Saturday, February 8, 2014

Sov Blok Judges (1)

The Sochi Winter Games have begun – play nicely, everyone. For now and for this blog, though, it’s an opportunity for me to unveil a picture of the ‘modern’ Sov Blok Judge.

The Sov Judges have a long and interesting history in the Judge Dredd strip, appearing for the first time during (fittingly) an Olympic event – in point of fact, the Lunar Olympics. I’ll leave the detail on that for a later post, as the judge here is not one of those grim and threatening Cold War baddies, but the post-Glasnost styled ‘friendly’ Sov Judge. The former Sov Blok, like Sino Cit and the US Mega Cities also lost a principal city to nuclear detonation, so this judge is an East Meg 2 street judge, with uniform reinterpreted (a look going back to the Apocalypse War story) by the great Carlos Ezquerra; the style has been pretty well adhered to since, save for the odd variance in cloaks and knee pads. As uniforms go it’s pretty good – distinctive without straying too far from the style set down by Ezquerra for Dredd and his fellow American judges, but with enough points of difference (a duller palette, more bullet-shaped helmet) to distinguish it. Being an Ezquerra design there’s also a sense of utilitarianism about it, too, which I like.

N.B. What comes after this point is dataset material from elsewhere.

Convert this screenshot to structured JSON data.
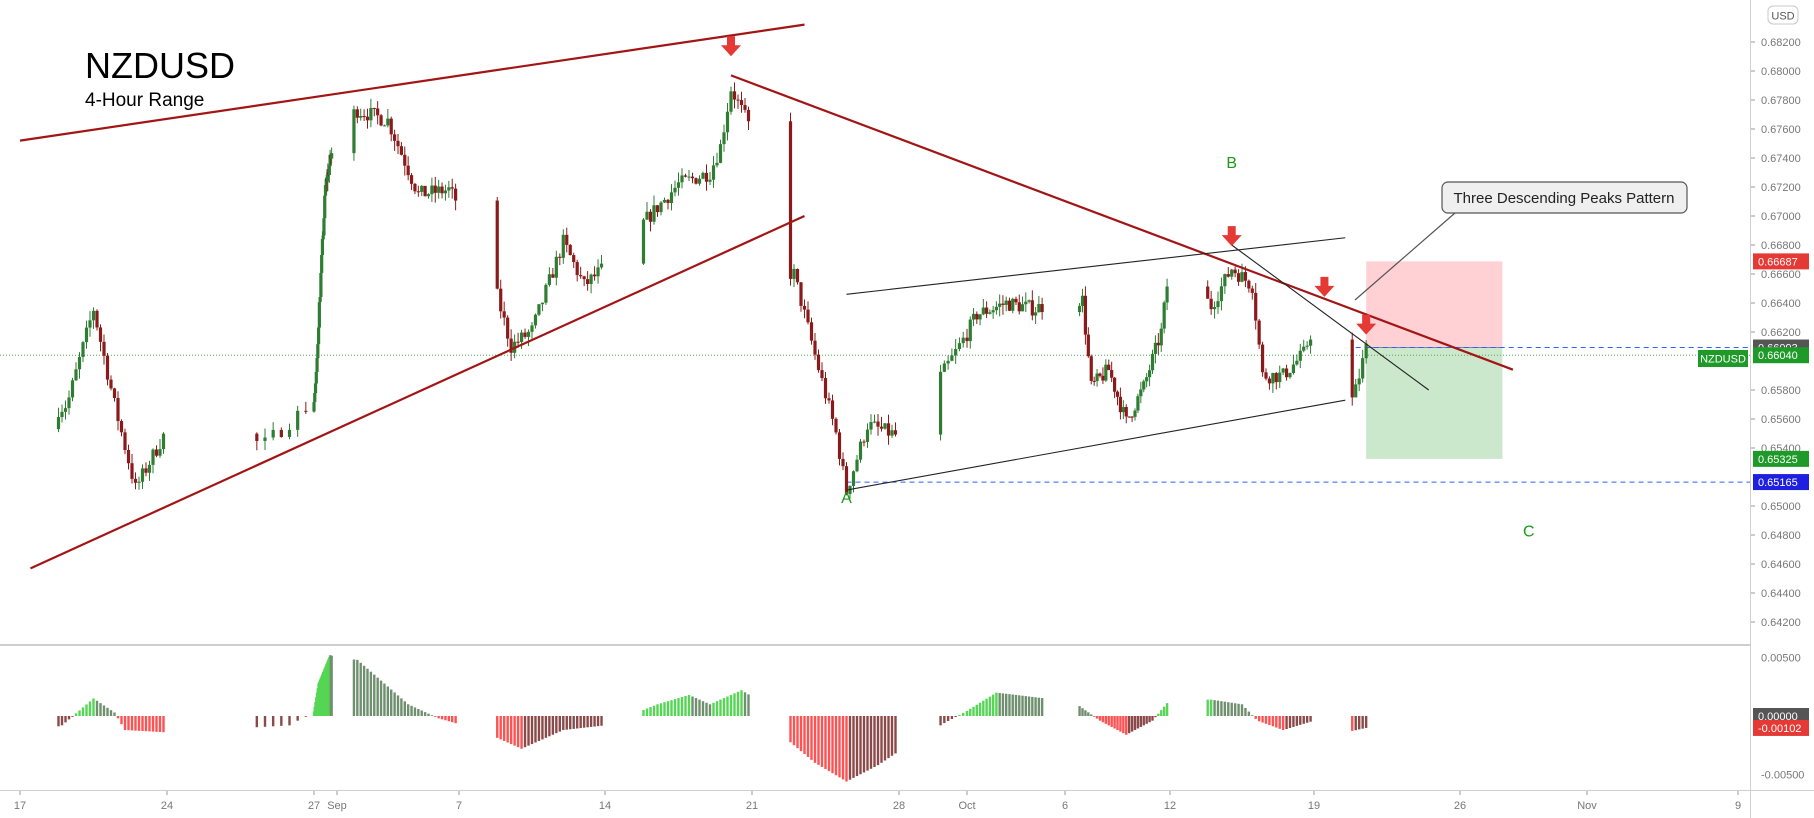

Other than that, there’s not much to say about the modern Sov judges. They’ve appeared in several stories, both as heroes and as enemies, as brutes, comedy fodder (the late Supreme Judge Traktorfaktori couldn’t be anything else with a name like that) and as sympathetic love interests. In the Nineties they were almost single-handedly adopted by Garth Ennis for his time penning Dredd, and his touch was light - his letterers adopt a mock-Cyrillic font for their speech balloons, and on the whole Ennis turned the former baddies into likeable semi-regular guest spots, creating the aforementioned Traktorfaktori and Judge Brylkreem (ho ho) as well, before offing both in separate stories.  So as judges go they’ve been pretty well served by Dredd’s creators and later contributors. And it would be rather cool to see them on the big screen!